Kevin_A that means they have probably got hold of a 150:1 strainwave head.
ZWO's specs states otherwise, though: that the new strain wave gear is still spec'ed at 100:1. So, the change in the ratio has to come from somewhere else?
Further, this review of the WD-17 lists the ratios for different strain wave geared mounts (the most comprehensive table I have seen yet):
https://walachia.blog.fc2.com/blog-date-202302.html
Notice that it too lists a 100:1 strain wave gear ratio for the ZWO mount (Google translate works rather well even for the table:-). But "reduction ratio" is listed as 300:1. Not 150:1, which is needed (for a strain wave period) to produce a 287 second period (correcting my mistake that a 100:1 strain wave gear produces a period of sidereal day/100 instead of sidereal day/200).
(Thus, I think that 300:1 is a mistake and it is the reduction in periodicity of the strain wave gear, not reduction in gear ratio -- and the ZWO mount really has a 150:1 total reduction ratio.)
Notice that for the WD-17, the gears are listed as direct drive, with 100:1 gears and reduction ratio of 100:1 -- thus, because of the stain wave repeats, a period of sidereal day / 200. I.e., 430 seconds, and not 860 seconds (same as RST-135 period and the period of your version of the AM5). Makes it a little less interesting to buy one to measure, but I'm still tempted to pull the trigger.
(By the way, the author had a question right after the table about BLDC vs DC servo motors -- I believe BLDC simply implies a brushless DC motor, where there is no commutator, and the currents to the motor coils are simply modulated at different phases. So, still just a DC servo motor -- the one in the RST-135 is probably brushless too.)
We do know that there is a belt in the ZWO mount. There is also supposedly one in the RST-135, but I have not opened my mounts far enough to see it. This is what the RST-135E looks like after removing two layers of printed circuit board. Already past the warranty boundary :-). That thin barrel marked with [2.5] is not present in the non-E version of the mount:

Yes, my mistake on the 100:1 producing an 860 second period. Definitely my bad. Even the NASA paper that I linked to had mentioned that it takes two revolutions for the strain wave to repeat (I think the Wikipedia page also mentions it), so a 100:1 strain wave gear would repeat like a 200:1 "standard" gear ratio. I should have remembered that. Bloody rotting brains.
Kevin, I went completely the other direction last night; no tracking, no guiding; only used the mount to GOTO :-).
I was doing a practice run for the Perseids tonight, and simply parked the mount near the Zenith just a few minutes west of the Meridian.
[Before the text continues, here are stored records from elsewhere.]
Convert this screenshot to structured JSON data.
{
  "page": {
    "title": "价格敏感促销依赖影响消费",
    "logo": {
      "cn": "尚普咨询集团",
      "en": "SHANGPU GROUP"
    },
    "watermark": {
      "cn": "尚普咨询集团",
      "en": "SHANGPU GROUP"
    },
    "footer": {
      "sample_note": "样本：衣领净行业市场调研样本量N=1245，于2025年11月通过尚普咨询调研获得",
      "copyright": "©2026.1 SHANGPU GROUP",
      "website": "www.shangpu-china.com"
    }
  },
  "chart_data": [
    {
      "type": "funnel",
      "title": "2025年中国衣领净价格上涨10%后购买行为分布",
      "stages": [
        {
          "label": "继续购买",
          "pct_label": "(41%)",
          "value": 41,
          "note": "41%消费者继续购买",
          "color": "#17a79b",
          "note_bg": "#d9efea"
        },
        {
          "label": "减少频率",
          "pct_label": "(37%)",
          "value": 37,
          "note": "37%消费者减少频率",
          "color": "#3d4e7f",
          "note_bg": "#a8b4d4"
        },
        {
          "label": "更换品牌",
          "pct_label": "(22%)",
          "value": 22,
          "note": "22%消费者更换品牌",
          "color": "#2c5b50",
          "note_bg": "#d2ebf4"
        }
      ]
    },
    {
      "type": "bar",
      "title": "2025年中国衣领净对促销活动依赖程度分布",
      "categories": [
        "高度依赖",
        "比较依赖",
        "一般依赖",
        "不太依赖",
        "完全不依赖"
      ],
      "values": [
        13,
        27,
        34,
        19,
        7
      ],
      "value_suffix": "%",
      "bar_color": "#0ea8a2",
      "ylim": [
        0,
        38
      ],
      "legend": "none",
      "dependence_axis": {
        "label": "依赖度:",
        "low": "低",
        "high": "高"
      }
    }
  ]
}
I had shut tracking completely down -- but ASIAIR proceeded to turn it back on behind my back at some point (good thing I was watching) -- so I removed the mount from ASIAIR completely to get what I wanted, instead of what ASIAIR wanted.
I was running a 50mm lens (f/1.2 - yes, wide open with bloated stars and so on :-) on a full frame ASI6200C that is so wide that it would not allow me to track for even two hours because of the trees -- so I simply parked the mount and used 6 second exposures. I figured that except for a fireball, a meteor would not last for more than 3 seconds, and the 6 second exposure will minimize my sky background noise. The 6-second untracked stars also minimized the streaking.
(ASIAIR "auto-focus" is completely useless at f/1.2 of course.)
Anyway, I will be parking the lens a little east of the meridian tonight (as far as the trees will let me), and a declination a little north of Zenith (my Zenith declination is +45.45º), again as far as the trees will allow me, to get nearer to the radiant when it comes past.
So, no autoguiding, no tracking, no mount later tonight :-).